Couleur des cheveux : roux
Couleur de la peau : jaunissante
Tatouage/Piercing ? : bien dissimulés
Couleur des yeux : noir
Taille en centimètres : 178
Corpulence: 71



Caractère


sensible
calme
patient
attentionné
érudit

    |
    |
    |
    |
    |

    fragile
    larmoyant
    casse-pieds
    collant
    mou
Ce cher professeur Anthem n'a décidément rien gagné à être l'homonyme d'un dieu de l'amour. Pour lui, désolante incarnation du veuf éploré, le nom d'Aonghus sonne comme un reproche.

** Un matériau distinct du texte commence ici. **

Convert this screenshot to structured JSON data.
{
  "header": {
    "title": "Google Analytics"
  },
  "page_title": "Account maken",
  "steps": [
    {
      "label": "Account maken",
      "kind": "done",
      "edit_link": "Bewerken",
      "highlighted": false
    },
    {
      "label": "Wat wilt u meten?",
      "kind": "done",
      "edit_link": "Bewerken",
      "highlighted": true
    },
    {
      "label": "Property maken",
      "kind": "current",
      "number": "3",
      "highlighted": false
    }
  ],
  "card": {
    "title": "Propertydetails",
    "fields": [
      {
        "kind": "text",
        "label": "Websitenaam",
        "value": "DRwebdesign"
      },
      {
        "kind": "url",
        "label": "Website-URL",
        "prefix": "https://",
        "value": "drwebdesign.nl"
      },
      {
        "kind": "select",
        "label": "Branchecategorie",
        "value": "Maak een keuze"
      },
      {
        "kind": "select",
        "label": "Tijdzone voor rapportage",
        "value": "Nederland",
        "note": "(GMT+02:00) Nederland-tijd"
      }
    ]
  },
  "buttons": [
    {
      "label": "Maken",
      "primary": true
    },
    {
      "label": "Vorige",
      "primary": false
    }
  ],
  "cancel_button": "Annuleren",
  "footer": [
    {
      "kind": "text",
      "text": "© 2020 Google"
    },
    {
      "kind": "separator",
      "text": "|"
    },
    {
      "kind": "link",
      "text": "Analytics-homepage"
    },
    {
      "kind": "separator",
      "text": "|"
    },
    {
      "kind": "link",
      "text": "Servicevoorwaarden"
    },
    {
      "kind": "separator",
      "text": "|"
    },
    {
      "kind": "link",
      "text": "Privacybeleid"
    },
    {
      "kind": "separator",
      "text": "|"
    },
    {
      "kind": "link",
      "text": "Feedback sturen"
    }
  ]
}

Anthem c'est plutôt l'amour déçu. Par substitution, il peut projeter son affection sur la connaissance, l'aimer comme une femme. Il n'est pas dans une optique de mépris de l'ignorance, attention, c'est de l'amour absolu, de l'amour façon Jesus Christ, le partage est son crédo. Il cajole ses élèves (s'ils le voulaient bien) il les nourrirait au bec, salive contre salive : déglutissant avec tendresse sa sagesse dans leurs petites gueules de fauves. La métaphore pourrait faire du savoir philosophique un lait chaud qui coulerait de ses mamelles pendantes aux tétons malmenés, rougis d'avoir tant été mordus. Anthem est cette bête souffreteuse qui ne sait pas faire face à l'agitation, se laissant patiemment tirer le nez et les oreilles sans réaction. Incapable de sévir, il se borne à combler ses carences affectives en traitant les orphelins comme les mille fils qu'il n'a pas eu de Maurine. Son incompétence inspire du mécontentement au près de ses collègues. Ils voient dans son relâchement un danger pour les élèves de la Wammy's House qui ont besoin plus que nulles autres d'avoir des limites rigides, ces petits génies qui sont pour la plupart des traumatisés. Non mais Anthem, vous diront-ils, Anthem mais c'est l'hymne à la débâcle ! Non mais il faut le voir faire son cours ! Avec ses méthodes importées de France ou d'on ne sait d'où là et ses séances de « travail mnémotechnique »... Les morveux assis en cercle (encore une de ses excentricités) ou encore à dessiner sur de grandes feuilles posées au sol ! Nooon, ils ne se privent pas de profiter de ce taré. Y en a qui arrivent à le chahuter jusqu'à lui arracher des larmes ! Il n'est pas rare de le voir se cogner mollement le front contre son bureau quand la pression est trop forte.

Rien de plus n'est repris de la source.